Les changements sonores qui avaient lieu en latin populaire affaiblirent le système casuel du latin classique et finirent par se débarrasser des déclinaisons. Les cas étant devenu inutiles après ces changements phonétiques, de langue synthétique le latin populaire se transforma en langue analytique, où la syntaxe joue un rôle essentiel.

La perte de la longueur phonémique vocalique et le changement sonore de AE /ae/ en E /ɛ/, dans le modèle de substantif en -a (voir table ci-contre), ont été décisifs. Au singulier, on passe de quatre formes (rosa/rosam/rosae/rosā) à deux (rosa/rose).

L'élimination complète du cas se fit graduellement. L'ancien français conservait une distinction entre le nominatif et l'oblique (appelé « cas-sujet/cas-régime »), qui disparut au cours des XIIe et XIIIe siècles selon les régiolectes. L’ancien occitan maintint une distinction similaire, comme bien des langues rhétoromanes jusqu’il y a quelques siècles. Le roumain conserve un cas génitif-datif et les vestiges d’un vocatif.

Dans les langues romanes, la distinction entre singulier et pluriel était marquée de deux façons différentes. Au nord et à l’ouest de la ligne La Spezia-Rimini, qui divise horizontalement l'Italie septentrionale, le singulier se différenciait du pluriel en ayant recours au s final qui, dans toutes les déclinaisons latines, marque l'accusatif pluriel des substantifs masculins et féminins.

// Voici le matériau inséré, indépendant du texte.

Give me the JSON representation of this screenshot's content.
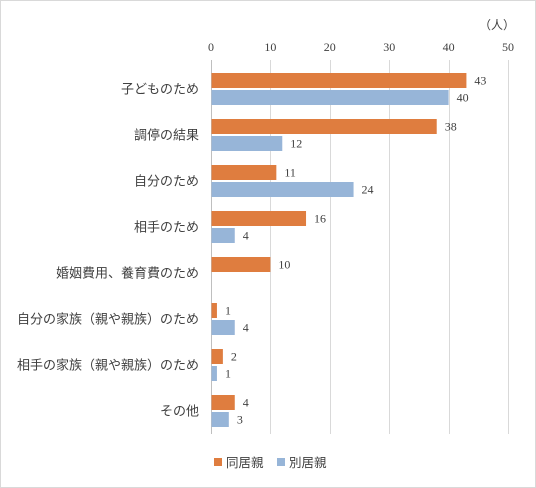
{
  "chart_data": {
    "type": "bar",
    "orientation": "horizontal",
    "unit_label": "（人）",
    "categories": [
      "子どものため",
      "調停の結果",
      "自分のため",
      "相手のため",
      "婚姻費用、養育費のため",
      "自分の家族（親や親族）のため",
      "相手の家族（親や親族）のため",
      "その他"
    ],
    "series": [
      {
        "name": "同居親",
        "color": "#DF7D3F",
        "values": [
          43,
          38,
          11,
          16,
          10,
          1,
          2,
          4
        ]
      },
      {
        "name": "別居親",
        "color": "#97B5D8",
        "values": [
          40,
          12,
          24,
          4,
          null,
          4,
          1,
          3
        ]
      }
    ],
    "xlim": [
      0,
      50
    ],
    "xticks": [
      0,
      10,
      20,
      30,
      40,
      50
    ],
    "x_axis_position": "top",
    "grid": true,
    "data_labels": true,
    "legend_position": "bottom",
    "gridline_color": "#D9D9D9",
    "axis_color": "#BFBFBF"
  }
}
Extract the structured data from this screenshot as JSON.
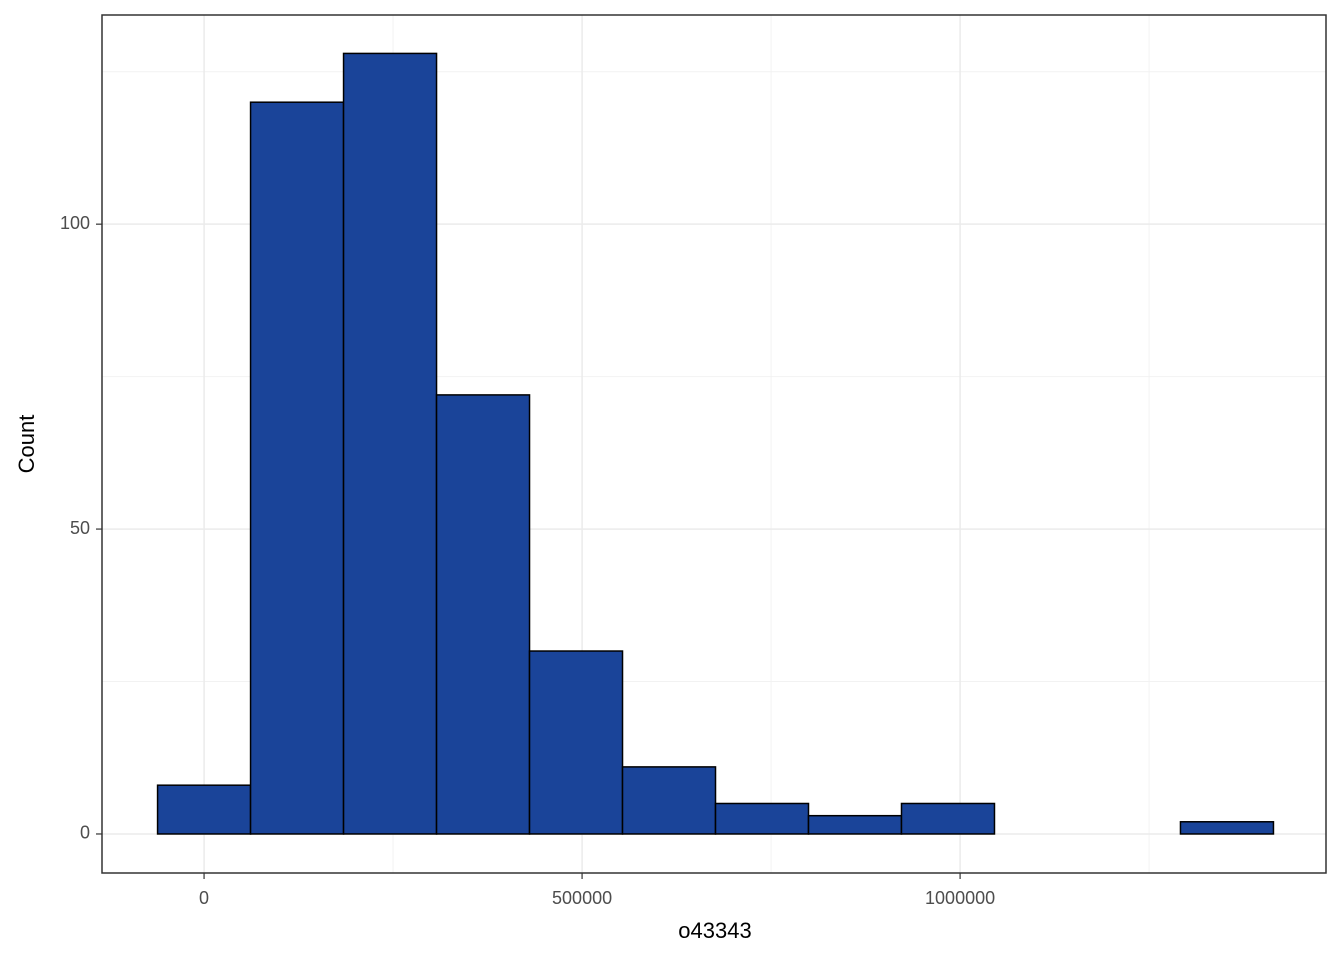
{
  "chart_data": {
    "type": "histogram",
    "x_label": "o43343",
    "y_label": "Count",
    "bins": [
      -61500,
      61500,
      184500,
      307500,
      430500,
      553500,
      676500,
      799500,
      922500,
      1045500,
      1168500,
      1291500,
      1414500
    ],
    "values": [
      8,
      120,
      128,
      72,
      30,
      11,
      5,
      3,
      5,
      0,
      0,
      2
    ],
    "color": "#1a4499",
    "xlim": [
      -135000,
      1484000
    ],
    "ylim": [
      -6.4,
      134.3
    ],
    "xticks": [
      0,
      500000,
      1000000
    ],
    "yticks": [
      0,
      50,
      100
    ],
    "xminor": [
      250000,
      750000,
      1250000
    ],
    "yminor": [
      25,
      75,
      125
    ],
    "grid": true
  }
}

Au sud et à l'est de la ligne précitée, la distinction se marquait par un changement de la voyelle finale, comme en italien standard et en roumain, qui perpétue et généralise la distinction, au nominatif pluriel, des thèmes en a et en o.

Articles définis

Il est difficile de déterminer comment se forma l’article défini, absent en latin mais présent en grec ancien et, sous une forme ou une autre, dans toutes les langues romanes. Une raison en est que le parler très familier où il apparut s’écrivait peu avant que les langues filles se différencient ; la plupart des textes écrits en langues romanes précoces ayant survécu montrent un plein emploi de l'article.

Les articles définis étaient à l'origine des pronoms démonstratifs ou des adjectifs. On peut comparer l'évolution de l’adjectif démonstratif latin « ille », illa », « illud » dans les langues romanes : ses différentes formes devinrent « le » et « la » en français ; « il » et « la » en italien ; « el » et « la » en catalan et en espagnol avec, dans ces deux langues, une étape antérieure « lo » pour « el ». Les articles portugais « o » et « a » proviennent de la même source après amuïssement, voire disparition du l initial. Le sarde suivit une autre voie, en extrayant son article de « ipsu(m), « ipsa » pour donner su, sa ; certains articles de dialectes catalans et occitans proviennent de la même source. La plupart des langues romanes placent l'article avant le substantif, à l'exception du roumain où l'on dit « lupul » (le loup) et « omul » (l'homme), comme en latin « lupum illum » et « homo illum ».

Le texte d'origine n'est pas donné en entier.